Inside Indonesia's Katharine McGregor: What's wrong with contemporary Indonesia


From red to green
Harsutedjo explains that for him ‘loving one’s country means protecting and safeguarding the land and water that we own and all that grows and lives in it, all flora and fauna and all water and sea as well as the air above it and its people’ (p. 5). He expresses great regret that Indonesian leaders do not seem to value these things as evidenced by the 2002 ‘loss’ to Malaysia of the two islands of Sipadan and Ligitan at the border of East Kalimantan. According to him, the two islands were handed over because of a regime that ‘prioritised its own power and its own pockets’. More small islands have been and will continue to be lost and to sink because of ‘the greed of giant investors’. According to Harsutedjo ‘They collude with the regime to steadily steal the coral, the sand and to dig up the mangrove trees which have for thousands of years guarded and preserved our seas and our land’ (p. 5).
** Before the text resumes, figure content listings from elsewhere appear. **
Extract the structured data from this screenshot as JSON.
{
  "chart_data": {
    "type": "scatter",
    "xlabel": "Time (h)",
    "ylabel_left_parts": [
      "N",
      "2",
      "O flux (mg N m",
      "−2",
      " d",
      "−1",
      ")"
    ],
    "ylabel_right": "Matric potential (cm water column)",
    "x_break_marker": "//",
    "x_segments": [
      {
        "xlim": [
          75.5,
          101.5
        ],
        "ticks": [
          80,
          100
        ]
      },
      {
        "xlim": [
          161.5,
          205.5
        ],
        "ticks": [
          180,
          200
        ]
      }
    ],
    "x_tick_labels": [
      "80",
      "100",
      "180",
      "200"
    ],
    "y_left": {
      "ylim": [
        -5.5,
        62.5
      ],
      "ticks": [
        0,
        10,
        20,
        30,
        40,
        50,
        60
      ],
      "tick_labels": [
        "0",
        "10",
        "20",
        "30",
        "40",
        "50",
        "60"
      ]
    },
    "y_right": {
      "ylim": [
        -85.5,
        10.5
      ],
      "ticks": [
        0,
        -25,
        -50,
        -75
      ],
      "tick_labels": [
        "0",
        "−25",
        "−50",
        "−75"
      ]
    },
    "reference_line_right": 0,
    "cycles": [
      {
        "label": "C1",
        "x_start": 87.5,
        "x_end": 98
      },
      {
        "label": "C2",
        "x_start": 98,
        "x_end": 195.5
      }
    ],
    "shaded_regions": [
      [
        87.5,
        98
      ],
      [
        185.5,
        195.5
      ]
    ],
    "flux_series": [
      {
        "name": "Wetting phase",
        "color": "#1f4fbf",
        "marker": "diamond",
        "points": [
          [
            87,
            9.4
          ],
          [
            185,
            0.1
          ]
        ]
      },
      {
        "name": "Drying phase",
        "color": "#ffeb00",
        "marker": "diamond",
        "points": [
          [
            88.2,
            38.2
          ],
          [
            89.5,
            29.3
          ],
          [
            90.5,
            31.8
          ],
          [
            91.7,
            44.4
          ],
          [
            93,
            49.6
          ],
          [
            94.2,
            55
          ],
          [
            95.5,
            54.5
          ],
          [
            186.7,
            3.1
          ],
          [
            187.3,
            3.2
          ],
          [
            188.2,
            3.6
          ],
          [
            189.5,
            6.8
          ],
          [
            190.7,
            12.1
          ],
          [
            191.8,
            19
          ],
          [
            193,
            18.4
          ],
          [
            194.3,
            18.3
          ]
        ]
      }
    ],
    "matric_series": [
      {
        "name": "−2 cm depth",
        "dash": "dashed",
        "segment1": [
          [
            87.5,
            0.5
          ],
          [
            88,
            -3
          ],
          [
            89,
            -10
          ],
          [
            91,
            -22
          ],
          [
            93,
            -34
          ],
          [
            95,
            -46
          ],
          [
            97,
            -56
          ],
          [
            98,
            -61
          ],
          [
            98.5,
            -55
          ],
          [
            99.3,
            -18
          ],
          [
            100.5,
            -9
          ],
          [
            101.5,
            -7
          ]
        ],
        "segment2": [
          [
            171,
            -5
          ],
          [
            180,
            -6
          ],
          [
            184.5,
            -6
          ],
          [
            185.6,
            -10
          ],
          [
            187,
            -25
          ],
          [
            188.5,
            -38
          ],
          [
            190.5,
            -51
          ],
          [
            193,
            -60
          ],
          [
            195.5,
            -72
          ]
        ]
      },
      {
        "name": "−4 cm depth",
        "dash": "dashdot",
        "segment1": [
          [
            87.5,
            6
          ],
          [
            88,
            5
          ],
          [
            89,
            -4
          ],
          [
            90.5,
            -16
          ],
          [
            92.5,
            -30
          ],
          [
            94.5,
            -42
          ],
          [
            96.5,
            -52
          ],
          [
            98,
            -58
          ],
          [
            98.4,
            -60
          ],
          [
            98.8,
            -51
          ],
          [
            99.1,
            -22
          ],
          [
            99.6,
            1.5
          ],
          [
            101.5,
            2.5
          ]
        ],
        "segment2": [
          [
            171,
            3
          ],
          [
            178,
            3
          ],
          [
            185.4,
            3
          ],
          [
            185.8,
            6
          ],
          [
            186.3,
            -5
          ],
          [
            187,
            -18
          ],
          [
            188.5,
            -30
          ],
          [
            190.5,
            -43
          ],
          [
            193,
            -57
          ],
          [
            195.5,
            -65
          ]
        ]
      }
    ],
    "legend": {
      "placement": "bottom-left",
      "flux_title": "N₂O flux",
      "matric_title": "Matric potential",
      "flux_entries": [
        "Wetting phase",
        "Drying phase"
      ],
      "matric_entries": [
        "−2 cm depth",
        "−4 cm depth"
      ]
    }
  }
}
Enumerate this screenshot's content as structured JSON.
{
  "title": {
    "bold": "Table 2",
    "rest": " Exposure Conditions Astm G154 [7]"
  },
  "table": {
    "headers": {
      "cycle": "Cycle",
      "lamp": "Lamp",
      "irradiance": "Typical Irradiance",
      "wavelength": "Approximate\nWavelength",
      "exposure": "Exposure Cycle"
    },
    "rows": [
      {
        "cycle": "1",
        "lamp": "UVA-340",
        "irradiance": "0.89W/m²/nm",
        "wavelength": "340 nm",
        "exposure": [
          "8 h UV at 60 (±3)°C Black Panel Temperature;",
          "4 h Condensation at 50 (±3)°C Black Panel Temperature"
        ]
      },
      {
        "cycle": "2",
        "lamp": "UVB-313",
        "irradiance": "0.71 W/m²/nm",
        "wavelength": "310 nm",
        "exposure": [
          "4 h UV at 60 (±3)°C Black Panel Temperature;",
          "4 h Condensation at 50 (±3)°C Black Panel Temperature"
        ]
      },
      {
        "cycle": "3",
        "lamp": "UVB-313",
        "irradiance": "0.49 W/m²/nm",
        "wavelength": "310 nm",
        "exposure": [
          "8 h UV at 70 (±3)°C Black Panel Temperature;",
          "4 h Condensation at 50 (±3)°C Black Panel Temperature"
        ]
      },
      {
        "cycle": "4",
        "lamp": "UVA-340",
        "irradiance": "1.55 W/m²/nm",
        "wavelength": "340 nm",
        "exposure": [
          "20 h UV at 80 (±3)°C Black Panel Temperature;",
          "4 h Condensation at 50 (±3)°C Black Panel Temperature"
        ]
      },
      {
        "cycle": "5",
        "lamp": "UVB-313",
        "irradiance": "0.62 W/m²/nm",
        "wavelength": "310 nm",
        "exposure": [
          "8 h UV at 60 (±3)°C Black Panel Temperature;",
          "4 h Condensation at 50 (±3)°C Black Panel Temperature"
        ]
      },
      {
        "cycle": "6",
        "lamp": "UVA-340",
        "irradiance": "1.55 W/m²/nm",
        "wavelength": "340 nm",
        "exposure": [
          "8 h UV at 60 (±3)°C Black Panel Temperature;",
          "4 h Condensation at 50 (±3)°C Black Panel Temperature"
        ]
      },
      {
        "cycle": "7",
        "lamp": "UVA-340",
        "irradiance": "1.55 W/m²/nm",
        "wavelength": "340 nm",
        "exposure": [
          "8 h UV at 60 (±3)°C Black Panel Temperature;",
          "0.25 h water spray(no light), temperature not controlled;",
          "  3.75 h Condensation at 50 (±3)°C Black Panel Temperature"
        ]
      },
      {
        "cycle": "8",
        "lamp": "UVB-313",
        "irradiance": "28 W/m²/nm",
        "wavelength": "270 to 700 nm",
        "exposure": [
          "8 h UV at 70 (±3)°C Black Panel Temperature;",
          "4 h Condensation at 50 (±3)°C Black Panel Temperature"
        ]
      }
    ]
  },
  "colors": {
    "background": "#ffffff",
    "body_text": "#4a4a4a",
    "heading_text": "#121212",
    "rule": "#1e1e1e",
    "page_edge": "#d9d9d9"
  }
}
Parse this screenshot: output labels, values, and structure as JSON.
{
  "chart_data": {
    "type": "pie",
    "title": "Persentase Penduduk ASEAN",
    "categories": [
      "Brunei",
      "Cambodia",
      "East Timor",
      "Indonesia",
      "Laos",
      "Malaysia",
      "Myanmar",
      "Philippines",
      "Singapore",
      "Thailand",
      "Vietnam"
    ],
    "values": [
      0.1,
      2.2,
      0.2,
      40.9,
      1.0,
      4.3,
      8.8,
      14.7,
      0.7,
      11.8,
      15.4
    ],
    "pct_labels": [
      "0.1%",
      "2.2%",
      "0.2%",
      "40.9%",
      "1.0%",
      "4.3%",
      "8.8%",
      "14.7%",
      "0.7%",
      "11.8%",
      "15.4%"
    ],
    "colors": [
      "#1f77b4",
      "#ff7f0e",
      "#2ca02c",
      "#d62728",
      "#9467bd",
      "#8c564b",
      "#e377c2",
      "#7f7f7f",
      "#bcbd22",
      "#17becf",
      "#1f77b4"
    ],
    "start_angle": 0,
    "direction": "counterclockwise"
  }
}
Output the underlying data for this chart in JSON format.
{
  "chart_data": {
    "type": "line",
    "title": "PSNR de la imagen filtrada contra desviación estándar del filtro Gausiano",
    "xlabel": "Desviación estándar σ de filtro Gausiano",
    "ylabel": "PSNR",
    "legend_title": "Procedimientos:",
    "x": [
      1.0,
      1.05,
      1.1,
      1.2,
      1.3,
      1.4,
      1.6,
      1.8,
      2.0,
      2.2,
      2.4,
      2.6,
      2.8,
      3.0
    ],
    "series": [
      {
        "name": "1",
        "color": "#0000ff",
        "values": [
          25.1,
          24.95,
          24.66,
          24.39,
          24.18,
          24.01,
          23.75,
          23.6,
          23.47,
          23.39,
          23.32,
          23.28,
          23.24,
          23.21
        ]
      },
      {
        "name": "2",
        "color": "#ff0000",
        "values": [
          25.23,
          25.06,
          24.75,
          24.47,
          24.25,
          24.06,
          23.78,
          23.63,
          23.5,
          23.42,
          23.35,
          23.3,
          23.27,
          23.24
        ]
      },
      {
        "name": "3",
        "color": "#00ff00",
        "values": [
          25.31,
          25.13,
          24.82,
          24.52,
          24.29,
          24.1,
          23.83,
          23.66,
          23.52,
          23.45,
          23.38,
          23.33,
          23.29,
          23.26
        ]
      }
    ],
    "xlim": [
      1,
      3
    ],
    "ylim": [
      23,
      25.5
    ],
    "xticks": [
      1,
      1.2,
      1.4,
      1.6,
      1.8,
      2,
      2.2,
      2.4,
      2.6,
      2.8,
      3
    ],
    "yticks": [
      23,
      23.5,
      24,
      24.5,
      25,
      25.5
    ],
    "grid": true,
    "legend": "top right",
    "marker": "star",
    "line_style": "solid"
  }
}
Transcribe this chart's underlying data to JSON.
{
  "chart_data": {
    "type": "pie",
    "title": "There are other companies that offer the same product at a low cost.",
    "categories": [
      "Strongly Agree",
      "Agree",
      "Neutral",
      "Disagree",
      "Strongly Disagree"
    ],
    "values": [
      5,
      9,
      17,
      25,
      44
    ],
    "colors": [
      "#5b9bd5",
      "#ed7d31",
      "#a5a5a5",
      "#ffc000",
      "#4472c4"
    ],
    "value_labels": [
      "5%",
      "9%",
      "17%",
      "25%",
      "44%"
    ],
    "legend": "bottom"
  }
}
The illegal sale of timber, sand and soil at low prices to Singapore is evidence that Indonesians have already sold their homeland’ (p. 5). Throughout his dictionary Harsutedjo lists many other cases in which Indonesia’s economic sovereignty has been compromised such as through the sale of mining and oil concessions to foreigners. In our interview, Harsutedjo stated that ‘compared to the Sukarno era there is now more foreign exploitation, but also national exploitation’. He gives the example of the privatisation of water for use in rice fields and of drinking water.